KOSOVA, KIBRIS, DİYARBAKIR.... - referandum

KOSOVA, KIBRIS, DİYARBAKIR….

Hüseyin MÜMTAZ

                Başlık aslında çok daha uzun olabilirdi.. Meselâ “Kosova, Kıbrıs, Kerkük, Manda ve Himaye, Baydemir ve Cemil Çiçek” gibi….

                Özal’ın; “Federasyonu da konuşabiliriz” dediği Baba Bush’lu 38’inci Paralel yıllarının bir sonraki aşamasının, Oğul Bush’lu “Kürdistan Bölgesel Yönetimi” olacağını 20 yıldır yazıp çiziyorduk..

                Onun için Baydemir’in, Türkiye’nin özerk bölgelere ayrılmasını -Birinin Kürdistan Özerk Bölgesi olması gerektiğini,her bölgenin parlamentosu olmasını, ayrıca Türk bayrağının yanında bir de Kürt halkının yerel renklerinden oluşan bayrağın da gökyüzünde olacağını söylemesi ve “Belediye binamızın önünde ay yıldızlı Türk bayrağımızla sarı-kırmızı-yeşil bayrağımız dalgalansa ne olur?” çıkışı beni hiç şaşırtmadı..

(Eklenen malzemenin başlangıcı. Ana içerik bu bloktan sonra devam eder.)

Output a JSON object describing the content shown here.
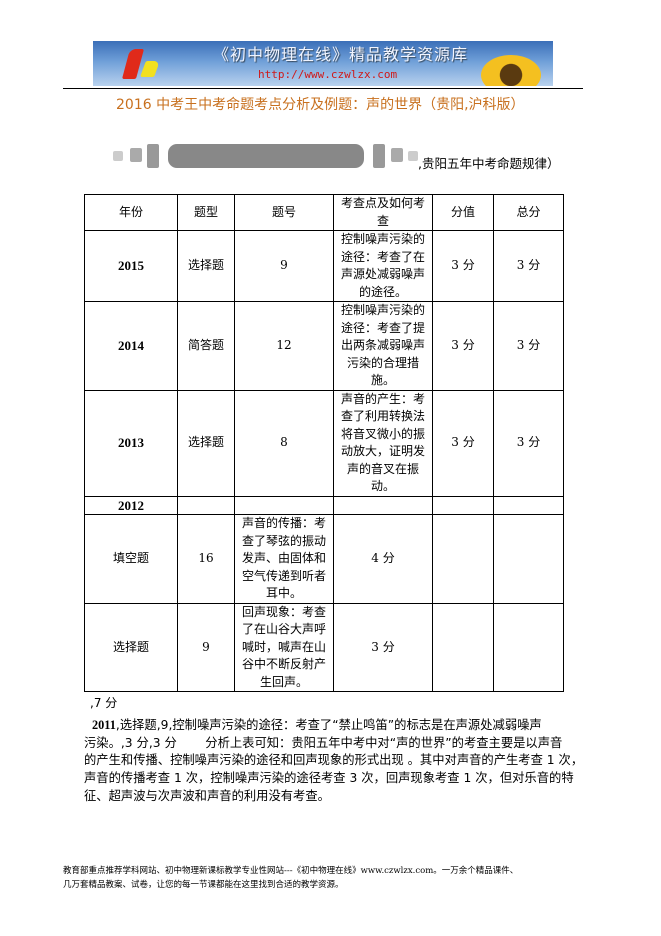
{
  "banner": {
    "title": "《初中物理在线》精品教学资源库",
    "url": "http://www.czwlzx.com"
  },
  "title": "2016 中考王中考命题考点分析及例题：声的世界（贵阳,沪科版）",
  "subtitle": ",贵阳五年中考命题规律）",
  "table": {
    "headers": [
      "年份",
      "题型",
      "题号",
      "考查点及如何考查",
      "分值",
      "总分"
    ],
    "rows": [
      [
        "2015",
        "选择题",
        "9",
        "控制噪声污染的途径：考查了在声源处减弱噪声的途径。",
        "3 分",
        "3 分"
      ],
      [
        "2014",
        "简答题",
        "12",
        "控制噪声污染的途径：考查了提出两条减弱噪声污染的合理措施。",
        "3 分",
        "3 分"
      ],
      [
        "2013",
        "选择题",
        "8",
        "声音的产生：考查了利用转换法将音叉微小的振动放大，证明发声的音叉在振动。",
        "3 分",
        "3 分"
      ],
      [
        "2012",
        "",
        "",
        "",
        "",
        ""
      ],
      [
        "填空题",
        "16",
        "声音的传播：考查了琴弦的振动发声、由固体和空气传递到听者耳中。",
        "4 分",
        "",
        ""
      ],
      [
        "选择题",
        "9",
        "回声现象：考查了在山谷大声呼喊时，喊声在山谷中不断反射产生回声。",
        "3 分",
        "",
        ""
      ]
    ]
  },
  "note": ",7 分",
  "paragraph": {
    "bold_lead": "2011",
    "lines": [
      ",选择题,9,控制噪声污染的途径：考查了“禁止鸣笛”的标志是在声源处减弱噪声",
      "污染。,3 分,3 分　　 分析上表可知：贵阳五年中考中对“声的世界”的考查主要是以声音",
      "的产生和传播、控制噪声污染的途径和回声现象的形式出现 。其中对声音的产生考查 1 次，",
      "声音的传播考查 1 次，控制噪声污染的途径考查 3 次，回声现象考查 1 次，但对乐音的特",
      "征、超声波与次声波和声音的利用没有考查。"
    ]
  },
  "footer": [
    "教育部重点推荐学科网站、初中物理新课标教学专业性网站---《初中物理在线》www.czwlzx.com。一万余个精品课件、",
    "几万套精品教案、试卷，让您的每一节课都能在这里找到合适的教学资源。"
  ]
}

                Aralık 2009’daki “KCK tutuklamaları” sırasında televizyon ekranlarından 70 milyonun gözü önünde ettiği küfürlerin muhatapları, o küfürlerin hesabını sorabilmişler midir ki şimdi bir şey yapılabilsin?..

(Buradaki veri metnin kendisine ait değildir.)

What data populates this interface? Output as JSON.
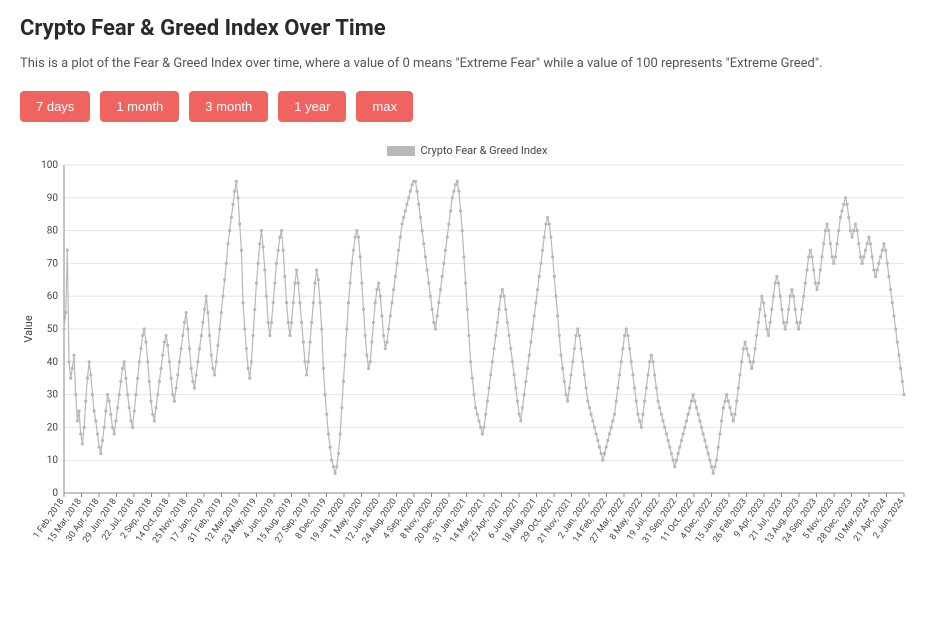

                Devletin, ihanet ettiği için astığı Şeyh Sait’in asıldığı yerde yapılan “anma kutlamaları” engellenebilmiş miydi ki yine hainliği yüzünden devlet tarafından asılmış Seyit Rıza’nın heykelinin açılması ve o bahaneyle “bayrak ve parlamento” taleplerinin dillendirilmesine mani olunsun?

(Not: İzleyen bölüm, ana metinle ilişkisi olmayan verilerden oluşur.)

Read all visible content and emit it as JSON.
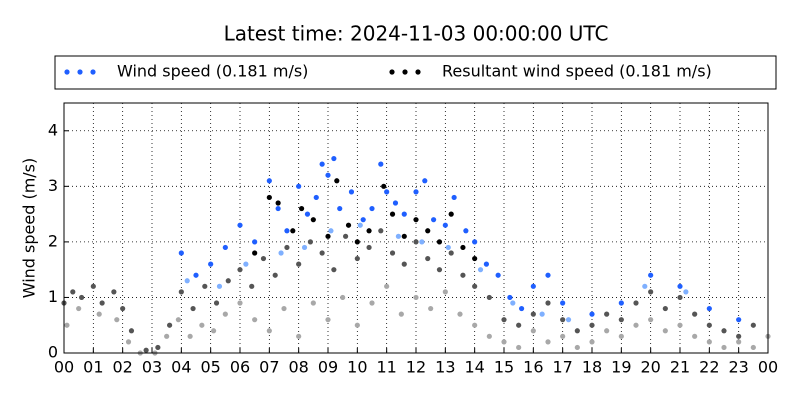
{
  "chart_data": {
    "type": "scatter",
    "title": "Latest time: 2024-11-03 00:00:00 UTC",
    "ylabel": "Wind speed (m/s)",
    "xlim": [
      0,
      24
    ],
    "xticks": [
      {
        "value": 0,
        "label": "00"
      },
      {
        "value": 1,
        "label": "01"
      },
      {
        "value": 2,
        "label": "02"
      },
      {
        "value": 3,
        "label": "03"
      },
      {
        "value": 4,
        "label": "04"
      },
      {
        "value": 5,
        "label": "05"
      },
      {
        "value": 6,
        "label": "06"
      },
      {
        "value": 7,
        "label": "07"
      },
      {
        "value": 8,
        "label": "08"
      },
      {
        "value": 9,
        "label": "09"
      },
      {
        "value": 10,
        "label": "10"
      },
      {
        "value": 11,
        "label": "11"
      },
      {
        "value": 12,
        "label": "12"
      },
      {
        "value": 13,
        "label": "13"
      },
      {
        "value": 14,
        "label": "14"
      },
      {
        "value": 15,
        "label": "15"
      },
      {
        "value": 16,
        "label": "16"
      },
      {
        "value": 17,
        "label": "17"
      },
      {
        "value": 18,
        "label": "18"
      },
      {
        "value": 19,
        "label": "19"
      },
      {
        "value": 20,
        "label": "20"
      },
      {
        "value": 21,
        "label": "21"
      },
      {
        "value": 22,
        "label": "22"
      },
      {
        "value": 23,
        "label": "23"
      },
      {
        "value": 24,
        "label": "00"
      }
    ],
    "ylim": [
      0,
      4.5
    ],
    "yticks": [
      0,
      1,
      2,
      3,
      4
    ],
    "grid": true,
    "series": [
      {
        "color": "#a8a8a8",
        "x": [
          0.1,
          0.5,
          1.2,
          1.8,
          2.2,
          2.6,
          3.1,
          3.5,
          3.9,
          4.3,
          4.7,
          5.1,
          5.5,
          6.0,
          6.5,
          7.0,
          7.5,
          8.0,
          8.5,
          9.0,
          9.5,
          10.0,
          10.5,
          11.0,
          11.5,
          12.0,
          12.5,
          13.0,
          13.5,
          14.0,
          14.5,
          15.0,
          15.5,
          16.0,
          16.5,
          17.0,
          17.5,
          18.0,
          18.5,
          19.0,
          19.5,
          20.0,
          20.5,
          21.0,
          21.5,
          22.0,
          22.5,
          23.0,
          23.5,
          24.0
        ],
        "values": [
          0.5,
          0.8,
          0.7,
          0.6,
          0.2,
          0.0,
          0.0,
          0.3,
          0.6,
          0.3,
          0.5,
          0.4,
          0.7,
          0.9,
          0.6,
          0.4,
          0.8,
          0.3,
          0.9,
          0.6,
          1.0,
          0.5,
          0.9,
          1.2,
          0.7,
          1.0,
          0.8,
          1.1,
          0.7,
          0.5,
          0.3,
          0.2,
          0.1,
          0.4,
          0.2,
          0.3,
          0.1,
          0.2,
          0.4,
          0.3,
          0.5,
          0.6,
          0.4,
          0.5,
          0.3,
          0.2,
          0.1,
          0.2,
          0.1,
          0.3
        ]
      },
      {
        "color": "#555555",
        "x": [
          0.0,
          0.3,
          0.6,
          1.0,
          1.3,
          1.7,
          2.0,
          2.3,
          2.8,
          3.2,
          3.6,
          4.0,
          4.4,
          4.8,
          5.2,
          5.6,
          6.0,
          6.4,
          6.8,
          7.2,
          7.6,
          8.0,
          8.4,
          8.8,
          9.2,
          9.6,
          10.0,
          10.4,
          10.8,
          11.2,
          11.6,
          12.0,
          12.4,
          12.8,
          13.2,
          13.6,
          14.0,
          14.5,
          15.0,
          15.5,
          16.0,
          16.5,
          17.0,
          17.5,
          18.0,
          18.5,
          19.0,
          19.5,
          20.0,
          20.5,
          21.0,
          21.5,
          22.0,
          22.5,
          23.0,
          23.5
        ],
        "values": [
          0.9,
          1.1,
          1.0,
          1.2,
          0.9,
          1.1,
          0.8,
          0.4,
          0.05,
          0.1,
          0.5,
          1.1,
          0.8,
          1.2,
          0.9,
          1.3,
          1.5,
          1.2,
          1.7,
          1.4,
          1.9,
          1.6,
          2.0,
          1.8,
          1.5,
          2.1,
          1.7,
          1.9,
          2.2,
          1.8,
          1.6,
          2.0,
          1.7,
          1.5,
          1.8,
          1.4,
          1.2,
          1.0,
          0.6,
          0.5,
          0.7,
          0.9,
          0.6,
          0.4,
          0.5,
          0.7,
          0.6,
          0.9,
          1.1,
          0.8,
          1.0,
          0.7,
          0.5,
          0.4,
          0.3,
          0.5
        ]
      },
      {
        "color": "#7fb0ff",
        "x": [
          4.2,
          5.3,
          6.2,
          7.4,
          8.2,
          9.1,
          10.1,
          11.4,
          12.2,
          13.1,
          14.2,
          15.3,
          16.3,
          17.2,
          19.8,
          21.2
        ],
        "values": [
          1.3,
          1.2,
          1.6,
          1.8,
          1.9,
          2.2,
          2.3,
          2.1,
          2.0,
          1.9,
          1.5,
          0.9,
          0.7,
          0.6,
          1.2,
          1.1
        ]
      },
      {
        "name": "Wind speed (0.181 m/s)",
        "color": "#1f5fff",
        "x": [
          4.0,
          4.5,
          5.0,
          5.5,
          6.0,
          6.5,
          7.0,
          7.3,
          7.6,
          8.0,
          8.3,
          8.6,
          8.8,
          9.0,
          9.2,
          9.4,
          9.8,
          10.2,
          10.5,
          10.8,
          11.0,
          11.3,
          11.6,
          12.0,
          12.3,
          12.6,
          13.0,
          13.3,
          13.7,
          14.0,
          14.4,
          14.8,
          15.2,
          15.6,
          16.0,
          16.5,
          17.0,
          18.0,
          19.0,
          20.0,
          21.0,
          22.0,
          23.0
        ],
        "values": [
          1.8,
          1.4,
          1.6,
          1.9,
          2.3,
          2.0,
          3.1,
          2.6,
          2.2,
          3.0,
          2.5,
          2.8,
          3.4,
          3.2,
          3.5,
          2.6,
          2.9,
          2.4,
          2.6,
          3.4,
          2.9,
          2.7,
          2.5,
          2.9,
          3.1,
          2.4,
          2.3,
          2.8,
          2.2,
          2.0,
          1.6,
          1.4,
          1.0,
          0.8,
          1.2,
          1.4,
          0.9,
          0.7,
          0.9,
          1.4,
          1.2,
          0.8,
          0.6
        ]
      },
      {
        "name": "Resultant wind speed (0.181 m/s)",
        "color": "#000000",
        "x": [
          6.5,
          7.0,
          7.3,
          7.8,
          8.1,
          8.5,
          9.0,
          9.3,
          9.7,
          10.0,
          10.4,
          10.9,
          11.2,
          11.6,
          12.0,
          12.4,
          12.8,
          13.2,
          13.6,
          14.0
        ],
        "values": [
          1.8,
          2.8,
          2.7,
          2.2,
          2.6,
          2.4,
          2.1,
          3.1,
          2.3,
          2.0,
          2.2,
          3.0,
          2.5,
          2.1,
          2.4,
          2.2,
          2.0,
          2.5,
          1.9,
          1.7
        ]
      }
    ]
  }
}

                Barzani Obama’nın ofisinde “Mr. President” diye karşılanmıştır.

                Bunun üzerine aklımızı yoran “Bizim bilmediğimiz hangi ülkenin başkanıdır acaba Barzani?” yollu cahil merakımız, çok şükür Davutoğlu’nun Süleymaniye’deki otel yangını vesilesiyle Barzani’ye yolladığı mektupta geçen (sonradan düzeltilen) “Kürdistan” ifadesi ile giderilmişti.

                Dışişleri’nce “düzeltilen” metinde Davutoğlu’nun “Irak Kürt Bölgesel Yönetimi Başkanı Sayın Mesut Barzani” dediği ifade edildi.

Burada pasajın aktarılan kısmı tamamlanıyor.